MEDECINE EXPERIMENTALE

Sur la piste de l’insuline

    La médecine expérimentale (ou médecine scientifique), dont les bases ont été fondées par Claude Bernard (1813 - 1878), désigne une connaissance médicale basée sur le recueil des faits. Il avait un mot d’ordre : « Pourquoi penser quand vous pouvez expérimenter ? Épuisez donc l’expérimentation et pensez ensuite ! »

En effet, en 1848, le père de la médecine expérimentale a pu découvrir le rôle du foie dans la fabrication de sucre par l’organisme à partir d’aliments même non sucrés et en conclut que « du sucre se forme dans le foie ». De cette découverte, le médecin français en a déduit que les urines sucrées étaient dues à cette fabrication de sucre trop importante par le foie que l’animal soit suffisamment nourri ou non. Claude Bernard remarque que le foie synthétise plus ou moins de glucose et qu’il permet donc une régulation de la glycémie. De ses études sur l’animal, puis chez l’Homme, Claude Bernard tire une conclusion remarquable : chez un sujet sain, la glycémie est indépendante de l’alimentation. Elle avoisine en effet le gramme par litre.

Claude Bernard effectua notamment notre célèbre expérience du foie lavé pour la première fois : trempez un foie dans l’eau, attendez un certain temps, et mesurez la concentration en sucre.
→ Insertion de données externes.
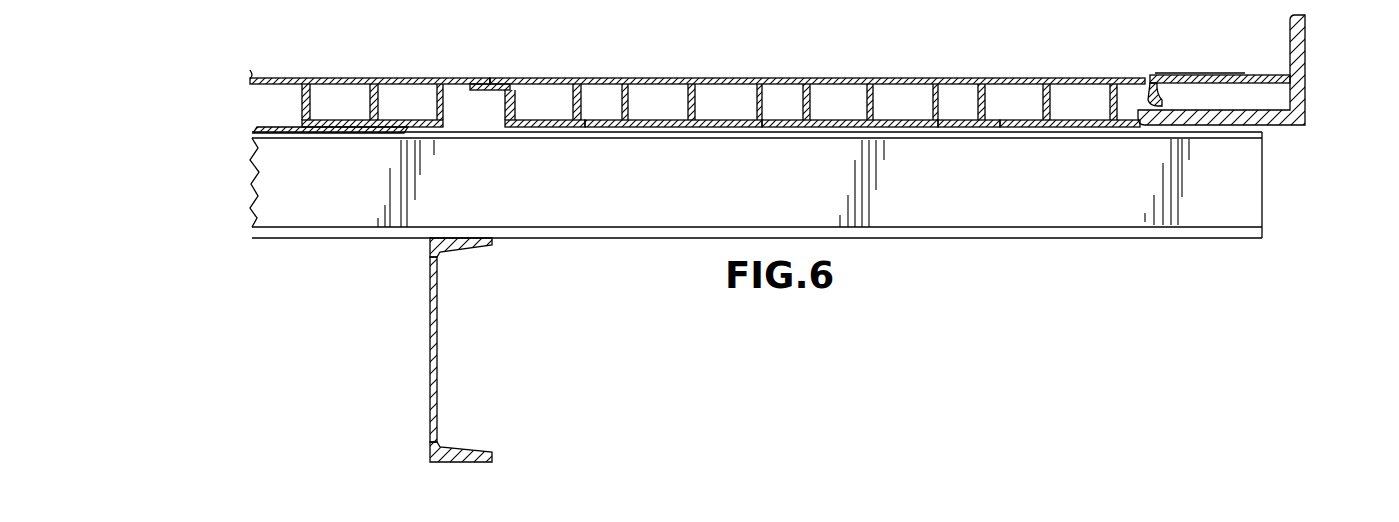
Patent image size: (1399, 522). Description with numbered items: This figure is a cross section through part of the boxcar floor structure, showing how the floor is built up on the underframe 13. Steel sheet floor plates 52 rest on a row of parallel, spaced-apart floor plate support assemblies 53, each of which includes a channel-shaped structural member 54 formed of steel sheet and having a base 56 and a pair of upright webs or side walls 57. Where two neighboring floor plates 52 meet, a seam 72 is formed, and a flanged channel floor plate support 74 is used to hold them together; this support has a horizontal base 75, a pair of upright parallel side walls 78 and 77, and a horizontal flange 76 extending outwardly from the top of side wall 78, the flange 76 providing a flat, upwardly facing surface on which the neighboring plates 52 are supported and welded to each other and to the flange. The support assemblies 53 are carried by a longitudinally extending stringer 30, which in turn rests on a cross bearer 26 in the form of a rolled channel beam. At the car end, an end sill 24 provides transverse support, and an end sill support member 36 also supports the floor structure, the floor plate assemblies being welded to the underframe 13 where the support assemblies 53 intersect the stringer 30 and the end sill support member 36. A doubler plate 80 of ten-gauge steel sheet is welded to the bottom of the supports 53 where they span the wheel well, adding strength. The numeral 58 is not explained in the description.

The underframe 13 is at (1176, 280).
The end sill 24 is at (1305, 48).
The cross bearer 26 is at (437, 350).
The stringer 30 is at (1253, 180).
The end sill support member 36 is at (1255, 75).
The floor plate 52 is at (283, 78).
The floor plate support assembly 53 is at (769, 96).
The structural member 54 is at (800, 123).
The base 56 is at (1043, 125).
The side wall 57 is at (1000, 100).
The intermediate wall 58 is at (1068, 93).
The seam 72 is at (493, 78).
The flanged channel floor plate support 74 is at (585, 96).
The horizontal base 75 is at (548, 127).
The horizontal flange 76 is at (483, 92).
The side wall 77 is at (584, 127).
The side wall 78 is at (515, 105).
The doubler plate 80 is at (272, 127).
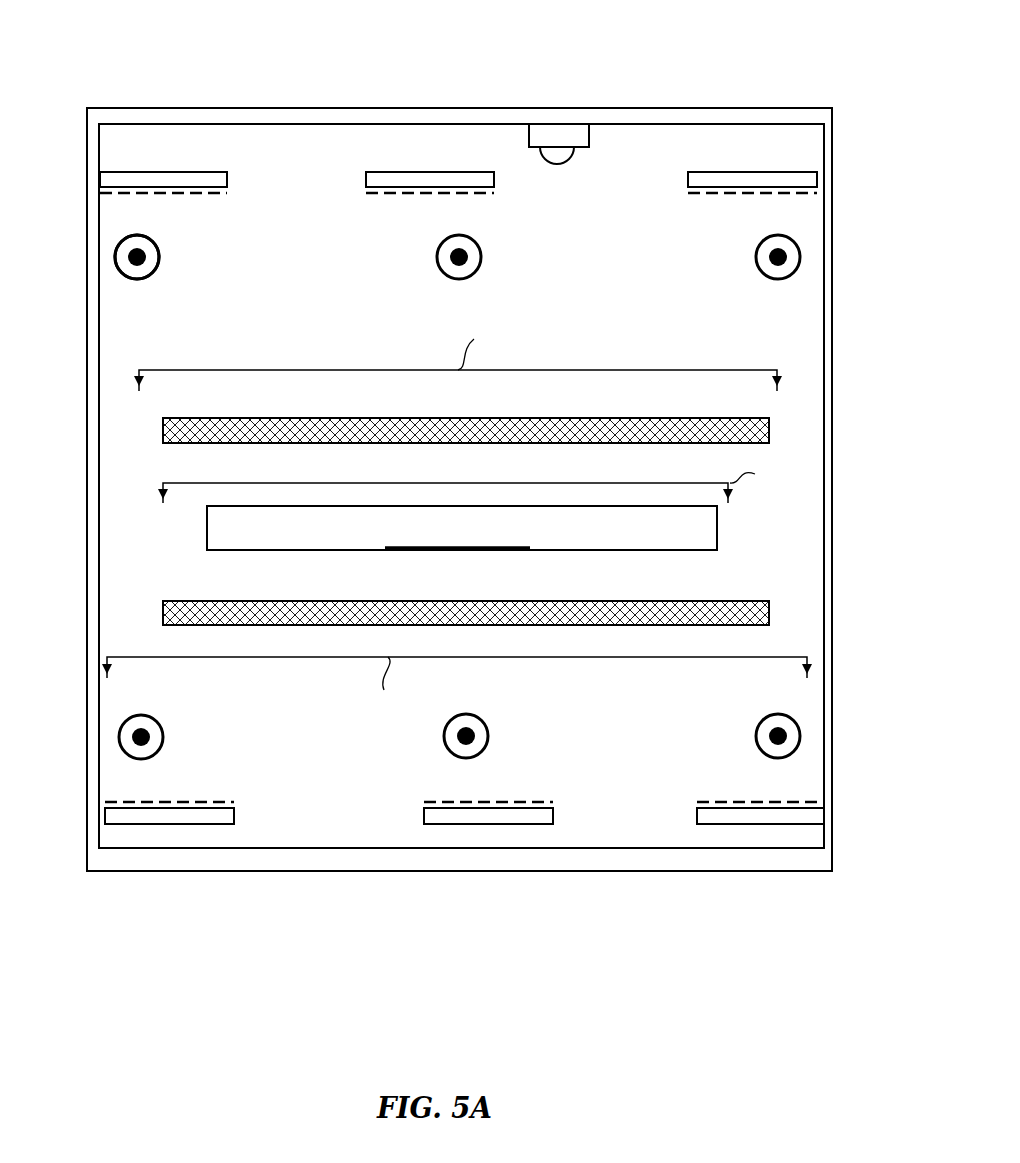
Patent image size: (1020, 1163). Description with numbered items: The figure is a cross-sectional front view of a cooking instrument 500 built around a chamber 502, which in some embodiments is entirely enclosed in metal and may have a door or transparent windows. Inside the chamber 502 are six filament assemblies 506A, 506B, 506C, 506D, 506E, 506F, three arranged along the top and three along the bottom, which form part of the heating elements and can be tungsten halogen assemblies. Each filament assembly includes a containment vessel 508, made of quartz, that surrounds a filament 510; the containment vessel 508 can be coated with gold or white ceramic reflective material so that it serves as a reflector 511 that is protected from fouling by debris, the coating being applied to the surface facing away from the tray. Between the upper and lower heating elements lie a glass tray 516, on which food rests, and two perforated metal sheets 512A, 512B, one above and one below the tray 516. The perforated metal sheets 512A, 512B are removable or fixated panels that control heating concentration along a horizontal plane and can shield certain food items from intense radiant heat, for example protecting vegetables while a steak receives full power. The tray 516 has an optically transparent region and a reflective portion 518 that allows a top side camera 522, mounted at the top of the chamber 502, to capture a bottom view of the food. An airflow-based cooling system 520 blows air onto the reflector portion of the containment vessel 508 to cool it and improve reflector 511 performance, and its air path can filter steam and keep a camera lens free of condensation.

The cooking instrument 500 is at (90, 41).
The chamber 502 is at (434, 858).
The filament assembly 506A is at (160, 271).
The filament assembly 506B is at (428, 231).
The filament assembly 506C is at (746, 231).
The filament assembly 506D is at (178, 712).
The filament assembly 506E is at (432, 708).
The filament assembly 506F is at (746, 708).
The containment vessel 508 is at (160, 258).
The filament 510 is at (140, 265).
The reflector 511 is at (148, 238).
The perforated metal sheet 512A is at (163, 428).
The perforated metal sheet 512B is at (163, 615).
The tray 516 is at (207, 531).
The reflective portion 518 is at (442, 550).
The airflow-based cooling system 520 is at (150, 175).
The top side camera 522 is at (552, 145).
Elle est positive… Lavez à nouveau le foie, attendez, mesurez la concentration en sucre : elle est positive ! Au fur et à mesure que le temps passe, du sucre est libéré par le foie. S’il ne l’est pas tout de suite, c’est que le sucre doit exister – et existe ! – sous une forme insoluble : le glycogène !

Jusqu’en 1869, le diabète est connu comme une maladie du foie.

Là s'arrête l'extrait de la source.